Машина мчалась по ночному городу не без лихости. Так, что даже пела резина на виражах.
— А вечную мерзлоту все-таки надо беречь, — через плечо сказал врач молчавшему Иванову. — Мальчишкой, таким же, как вы сейчас, я попал сюда. И если уж наш город построен на вечной мерзлоте, то надо отдавать себе в этом отчет.
— Подслушивать нехорошо, — сказал Валера.
— Я знаю наперед все, что Нина скажет. У меня нет иллюзий насчет моей дочери. — И, подумав, добавил: — У меня вообще нет иллюзий.

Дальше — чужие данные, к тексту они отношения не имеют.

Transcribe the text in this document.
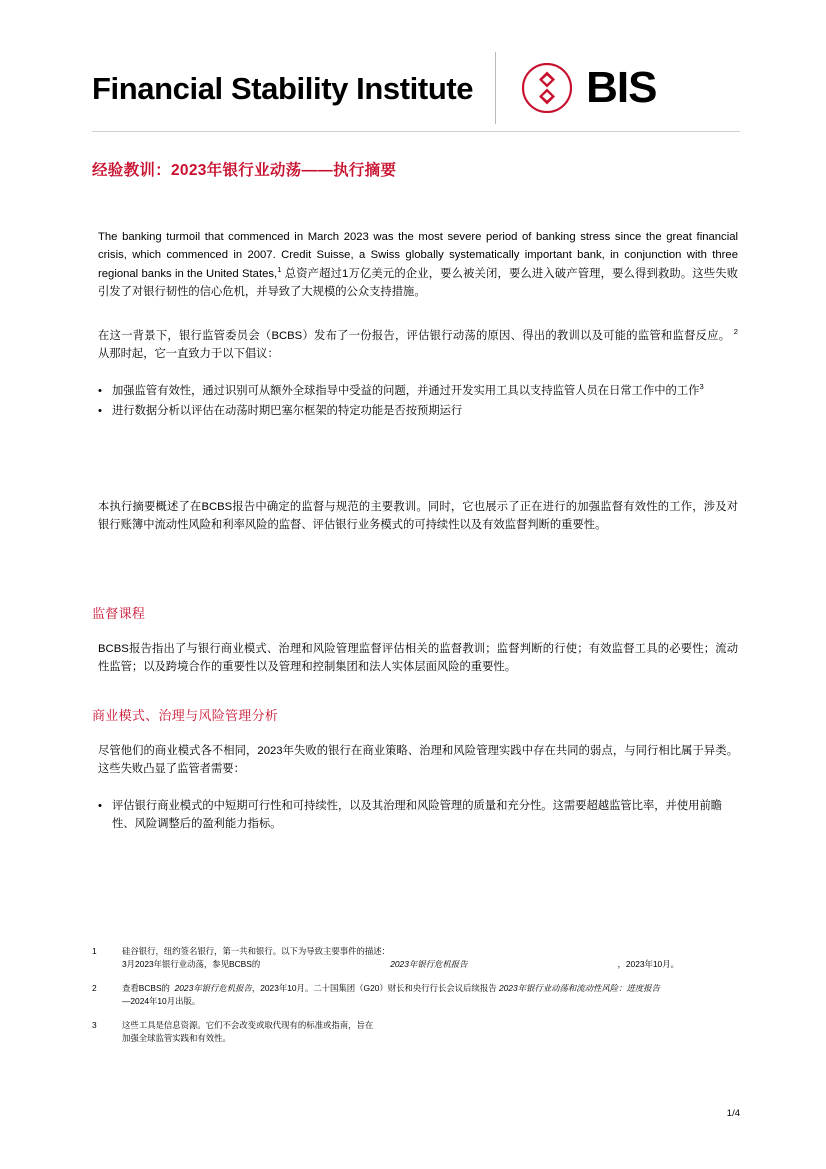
Financial Stability Institute	BIS
经验教训：2023年银行业动荡——执行摘要
The banking turmoil that commenced in March 2023 was the most severe period of banking stress since the great financial crisis, which commenced in 2007. Credit Suisse, a Swiss globally systematically important bank, in conjunction with three regional banks in the United States,$^1$ 总资产超过1万亿美元的企业，要么被关闭，要么进入破产管理，要么得到救助。这些失败引发了对银行韧性的信心危机，并导致了大规模的公众支持措施。
在这一背景下，银行监管委员会（BCBS）发布了一份报告，评估银行动荡的原因、得出的教训以及可能的监管和监督反应。 $^2$ 从那时起，它一直致力于以下倡议：
• 加强监管有效性，通过识别可从额外全球指导中受益的问题，并通过开发实用工具以支持监管人员在日常工作中的工作$^3$
• 进行数据分析以评估在动荡时期巴塞尔框架的特定功能是否按预期运行
本执行摘要概述了在BCBS报告中确定的监督与规范的主要教训。同时，它也展示了正在进行的加强监督有效性的工作，涉及对银行账簿中流动性风险和利率风险的监督、评估银行业务模式的可持续性以及有效监督判断的重要性。
监督课程
BCBS报告指出了与银行商业模式、治理和风险管理监督评估相关的监督教训；监督判断的行使；有效监督工具的必要性；流动性监管；以及跨境合作的重要性以及管理和控制集团和法人实体层面风险的重要性。
商业模式、治理与风险管理分析
尽管他们的商业模式各不相同，2023年失败的银行在商业策略、治理和风险管理实践中存在共同的弱点，与同行相比属于异类。这些失败凸显了监管者需要：
• 评估银行商业模式的中短期可行性和可持续性，以及其治理和风险管理的质量和充分性。这需要超越监管比率，并使用前瞻性、风险调整后的盈利能力指标。
1	硅谷银行，纽约签名银行，第一共和银行。以下为导致主要事件的描述：
3月2023年银行业动荡，参见BCBS的	2023年银行危机报告	，2023年10月。
2	查看BCBS的 2023年银行危机报告，2023年10月。二十国集团（G20）财长和央行行长会议后续报告 2023年银行业动荡和流动性风险：进度报告
—2024年10月出版。
3	这些工具是信息资源。它们不会改变或取代现有的标准或指南，旨在
加强全球监管实践和有效性。
1/4
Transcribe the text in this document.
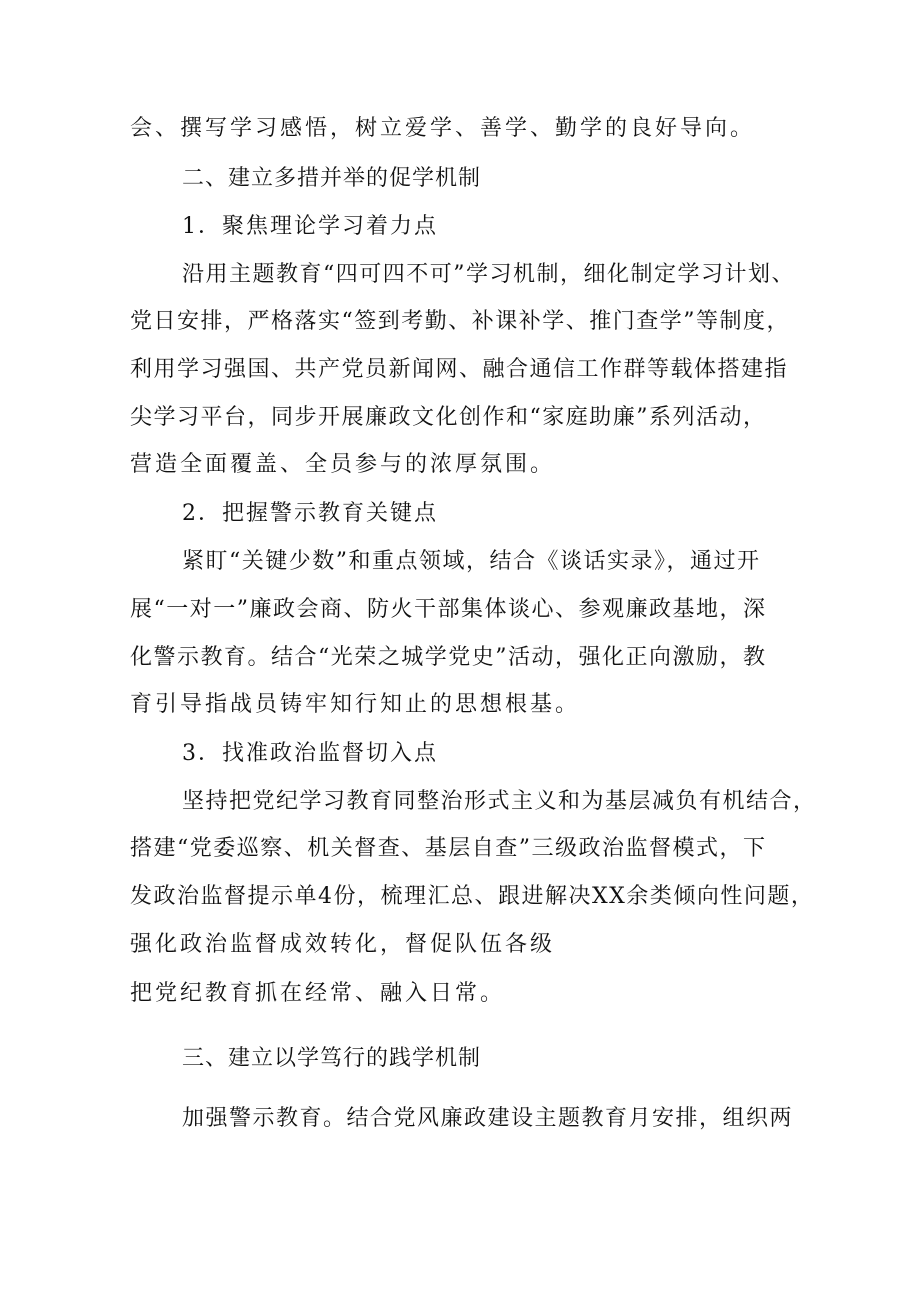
会、撰写学习感悟，树立爱学、善学、勤学的良好导向。
二、建立多措并举的促学机制
1．聚焦理论学习着力点
沿用主题教育“四可四不可”学习机制，细化制定学习计划、
党日安排，严格落实“签到考勤、补课补学、推门查学”等制度，
利用学习强国、共产党员新闻网、融合通信工作群等载体搭建指
尖学习平台，同步开展廉政文化创作和“家庭助廉”系列活动，
营造全面覆盖、全员参与的浓厚氛围。
2．把握警示教育关键点
紧盯“关键少数”和重点领域，结合《谈话实录》，通过开
展“一对一”廉政会商、防火干部集体谈心、参观廉政基地，深
化警示教育。结合“光荣之城学党史”活动，强化正向激励，教
育引导指战员铸牢知行知止的思想根基。
3．找准政治监督切入点
坚持把党纪学习教育同整治形式主义和为基层减负有机结合，
搭建“党委巡察、机关督查、基层自查”三级政治监督模式，下
发政治监督提示单4份，梳理汇总、跟进解决XX余类倾向性问题，
强化政治监督成效转化，督促队伍各级
把党纪教育抓在经常、融入日常。
三、建立以学笃行的践学机制
加强警示教育。结合党风廉政建设主题教育月安排，组织两
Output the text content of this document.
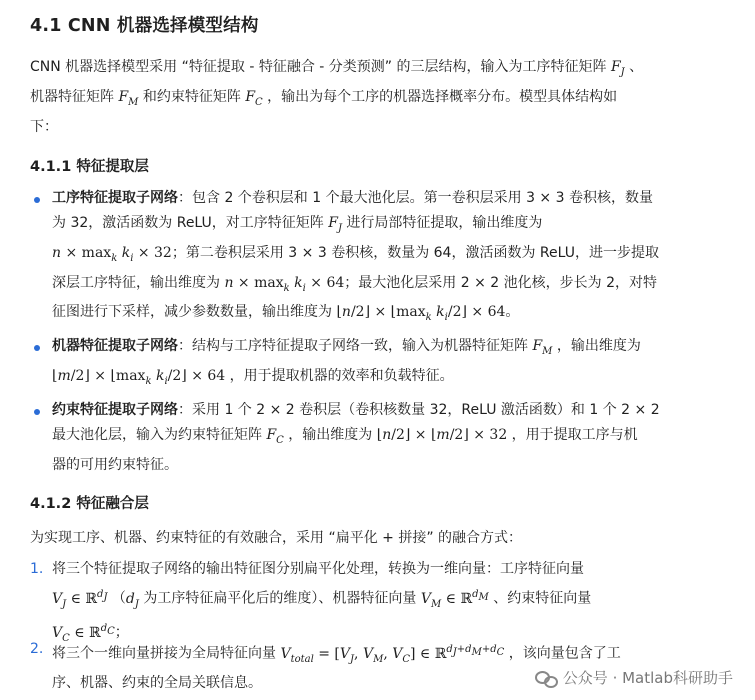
4.1 CNN 机器选择模型结构
CNN 机器选择模型采用 “特征提取 - 特征融合 - 分类预测” 的三层结构，输入为工序特征矩阵 $F_J$ 、
机器特征矩阵 $F_M$ 和约束特征矩阵 $F_C$ ，输出为每个工序的机器选择概率分布。模型具体结构如
下：
4.1.1 特征提取层
工序特征提取子网络：包含 2 个卷积层和 1 个最大池化层。第一卷积层采用 3 × 3 卷积核，数量
为 32，激活函数为 ReLU，对工序特征矩阵 $F_J$ 进行局部特征提取，输出维度为
$n \times \max_k k_i \times 32$；第二卷积层采用 3 × 3 卷积核，数量为 64，激活函数为 ReLU，进一步提取
深层工序特征，输出维度为 $n \times \max_k k_i \times 64$；最大池化层采用 2 × 2 池化核，步长为 2，对特
征图进行下采样，减少参数数量，输出维度为 ⌊n/2⌋ × $⌊\max_k$ $k_i/2⌋ \times 64$。
机器特征提取子网络：结构与工序特征提取子网络一致，输入为机器特征矩阵 $F_M$ ，输出维度为
⌊m/2⌋ × $⌊\max_k$ $k_i/2⌋ \times 64$ ，用于提取机器的效率和负载特征。
约束特征提取子网络：采用 1 个 2 × 2 卷积层（卷积核数量 32，ReLU 激活函数）和 1 个 2 × 2
最大池化层，输入为约束特征矩阵 $F_C$ ，输出维度为 ⌊n/2⌋ × ⌊m/2⌋ × 32 ，用于提取工序与机
器的可用约束特征。
4.1.2 特征融合层
为实现工序、机器、约束特征的有效融合，采用 “扁平化 + 拼接” 的融合方式：
1. 将三个特征提取子网络的输出特征图分别扁平化处理，转换为一维向量：工序特征向量
$V_J$ ∈ ℝ$^{d_J}$ （$d_J$ 为工序特征扁平化后的维度）、机器特征向量 $V_M$ ∈ ℝ$^{d_M}$ 、约束特征向量
$V_C$ ∈ ℝ$^{d_C}$；
2. 将三个一维向量拼接为全局特征向量 $V_{total} = [V_J$, $V_M$, $V_C$] ∈ ℝ$^{d_J+d_M+d_C}$ ，该向量包含了工
序、机器、约束的全局关联信息。	公众号 · Matlab科研助手
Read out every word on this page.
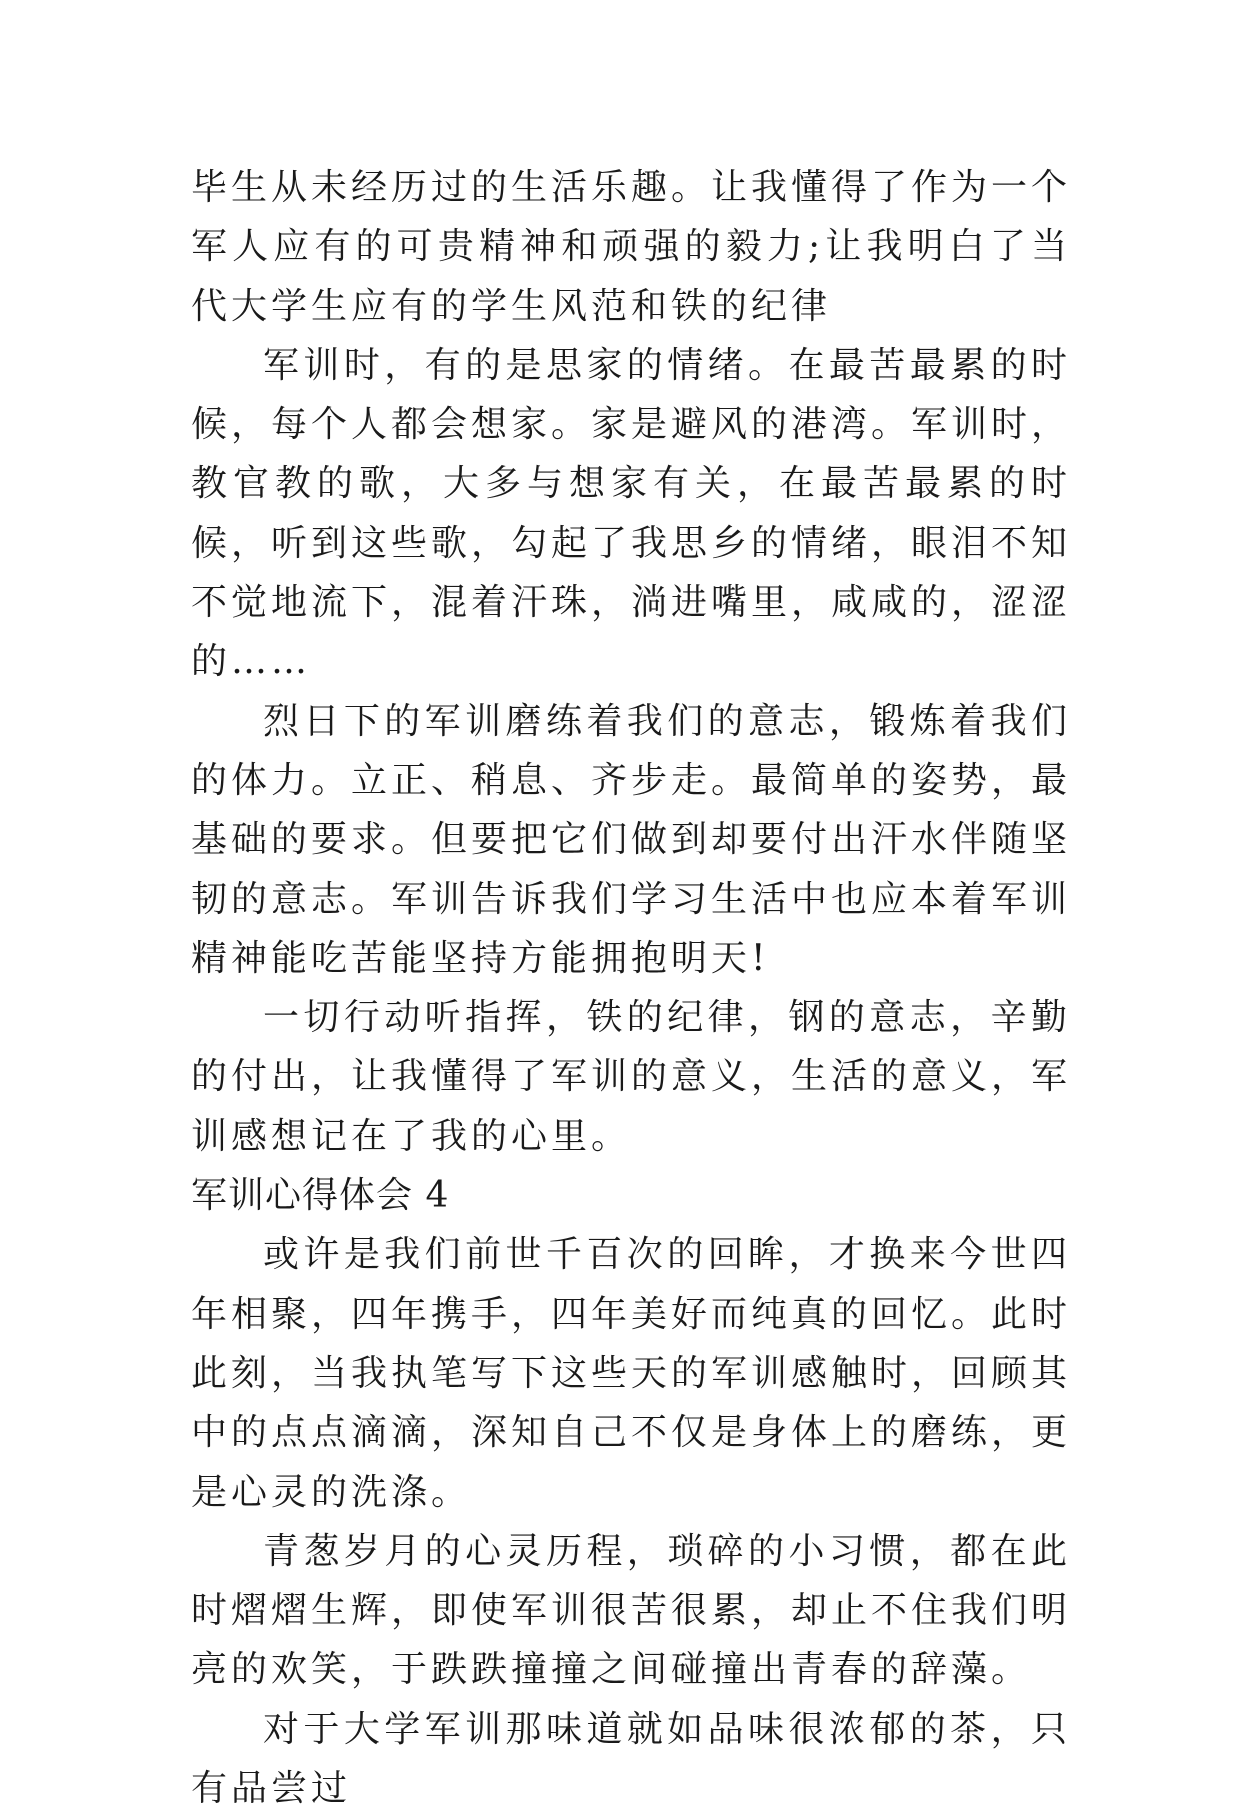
毕生从未经历过的生活乐趣。让我懂得了作为一个军人应有的可贵精神和顽强的毅力;让我明白了当代大学生应有的学生风范和铁的纪律

军训时，有的是思家的情绪。在最苦最累的时候，每个人都会想家。家是避风的港湾。军训时，教官教的歌，大多与想家有关，在最苦最累的时候，听到这些歌，勾起了我思乡的情绪，眼泪不知不觉地流下，混着汗珠，淌进嘴里，咸咸的，涩涩的……

烈日下的军训磨练着我们的意志，锻炼着我们的体力。立正、稍息、齐步走。最简单的姿势，最基础的要求。但要把它们做到却要付出汗水伴随坚韧的意志。军训告诉我们学习生活中也应本着军训精神能吃苦能坚持方能拥抱明天!

一切行动听指挥，铁的纪律，钢的意志，辛勤的付出，让我懂得了军训的意义，生活的意义，军训感想记在了我的心里。

军训心得体会 4

或许是我们前世千百次的回眸，才换来今世四年相聚，四年携手，四年美好而纯真的回忆。此时此刻，当我执笔写下这些天的军训感触时，回顾其中的点点滴滴，深知自己不仅是身体上的磨练，更是心灵的洗涤。

青葱岁月的心灵历程，琐碎的小习惯，都在此时熠熠生辉，即使军训很苦很累，却止不住我们明亮的欢笑，于跌跌撞撞之间碰撞出青春的辞藻。

对于大学军训那味道就如品味很浓郁的茶，只有品尝过
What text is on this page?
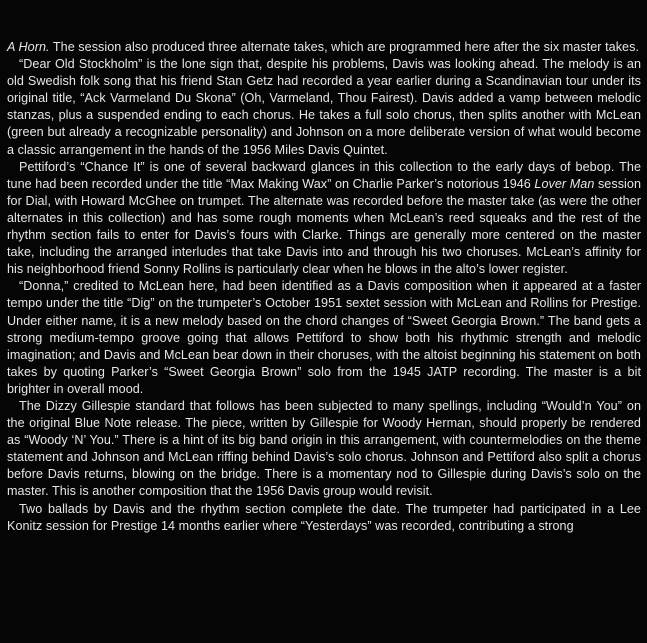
A Horn. The session also produced three alternate takes, which are programmed here after the six master takes.

“Dear Old Stockholm” is the lone sign that, despite his problems, Davis was looking ahead. The melody is an old Swedish folk song that his friend Stan Getz had recorded a year earlier during a Scandinavian tour under its original title, “Ack Varmeland Du Skona” (Oh, Varmeland, Thou Fairest). Davis added a vamp between melodic stanzas, plus a suspended ending to each chorus. He takes a full solo chorus, then splits another with McLean (green but already a recognizable personality) and Johnson on a more deliberate version of what would become a classic arrangement in the hands of the 1956 Miles Davis Quintet.

Pettiford’s “Chance It” is one of several backward glances in this collection to the early days of bebop. The tune had been recorded under the title “Max Making Wax” on Charlie Parker’s notorious 1946 Lover Man session for Dial, with Howard McGhee on trumpet. The alternate was recorded before the master take (as were the other alternates in this collection) and has some rough moments when McLean’s reed squeaks and the rest of the rhythm section fails to enter for Davis’s fours with Clarke. Things are generally more centered on the master take, including the arranged interludes that take Davis into and through his two choruses. McLean’s affinity for his neighborhood friend Sonny Rollins is particularly clear when he blows in the alto’s lower register.

“Donna,” credited to McLean here, had been identified as a Davis composition when it appeared at a faster tempo under the title “Dig” on the trumpeter’s October 1951 sextet session with McLean and Rollins for Prestige. Under either name, it is a new melody based on the chord changes of “Sweet Georgia Brown.” The band gets a strong medium-tempo groove going that allows Pettiford to show both his rhythmic strength and melodic imagination; and Davis and McLean bear down in their choruses, with the altoist beginning his statement on both takes by quoting Parker’s “Sweet Georgia Brown” solo from the 1945 JATP recording. The master is a bit brighter in overall mood.

The Dizzy Gillespie standard that follows has been subjected to many spellings, including “Would’n You” on the original Blue Note release. The piece, written by Gillespie for Woody Herman, should properly be rendered as “Woody ‘N’ You.” There is a hint of its big band origin in this arrangement, with countermelodies on the theme statement and Johnson and McLean riffing behind Davis’s solo chorus. Johnson and Pettiford also split a chorus before Davis returns, blowing on the bridge. There is a momentary nod to Gillespie during Davis’s solo on the master. This is another composition that the 1956 Davis group would revisit.

Two ballads by Davis and the rhythm section complete the date. The trumpeter had participated in a Lee Konitz session for Prestige 14 months earlier where “Yesterdays” was recorded, contributing a strong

— Это хорошо, — буркнул Валера. — Только непонятна мне такая картина. Идет, например, человек, и вдруг ни с того, ни с сего у него отваливается рука. Смешно?
Врач быстро посмотрел на него, но ничего не сказал.
— Такое даже представить себе нельзя. А у вас — вот… — продолжал Валера. — Взяла и отвалилась дочь… И иллюзий, оказывается, нет.
Отец Нины на секунду опустил голову, потом слишком пристально стал вглядываться в летящую навстречу дорогу.
— Так уж устроен человек. С годами ему кажется совершенно… совершенно ясным, чего не хватает миру и как его перевернуть… Кажется, вот она, точка, в которую лишь упереться, и все, можно осчастливить человечество. А сил нет. Уже нет! Одно знание. Да и то словно со стороны, холодное.
— Сюда, — тронул его за плечо Валера. — К этим пятиэтажкам.
Машина сделала разворот и уткнулась в подъезд.
— А я не думал, что еще такие ребята бывают, — протянул руку Нинин отец. — Вы из какой семьи?
— Не прогадаете. Породнитесь со всем миром, — загадочно ответил Валера, вылезая из машины. — Придете проводить на аэродром?
Врач покачал головой:
— Мальчик мой, быстрее взрослейте. Когда уже ни на что не надеешься — жить… проще.
И машина, резко взяв с места, унеслась в тускло-ровную белизну ночного города.
И снова сон. Тот же дом, и тот же сад, и тот же мальчик смотрит без улыбки, и тот же старик, и дети, и стол в зеленых пятнах лиственной тени. Но женщины нет, и напрасно Валера ищет ее глазами. Старик что-то говорит, и мальчик готов улыбнуться. Но дом отпрянул, ушел вниз, исчезла красная крыша, и вместо нее — уходящее вниз пространство тундры и среди него поле аэродрома и точки — люди, и все это меньше, и город в стороне кренится вместе с трубами, чадящими разноцветными шлейфами дыма, как свечи…
Валера открыл глаза, сразу ворвался гул самолета. В иллюминаторе и тундра, и поле аэродрома, и немудреный аэровокзал, и кучка самолетов.
— Сними плащ, — тихо сказала Нина. — А то он разлезается по швам.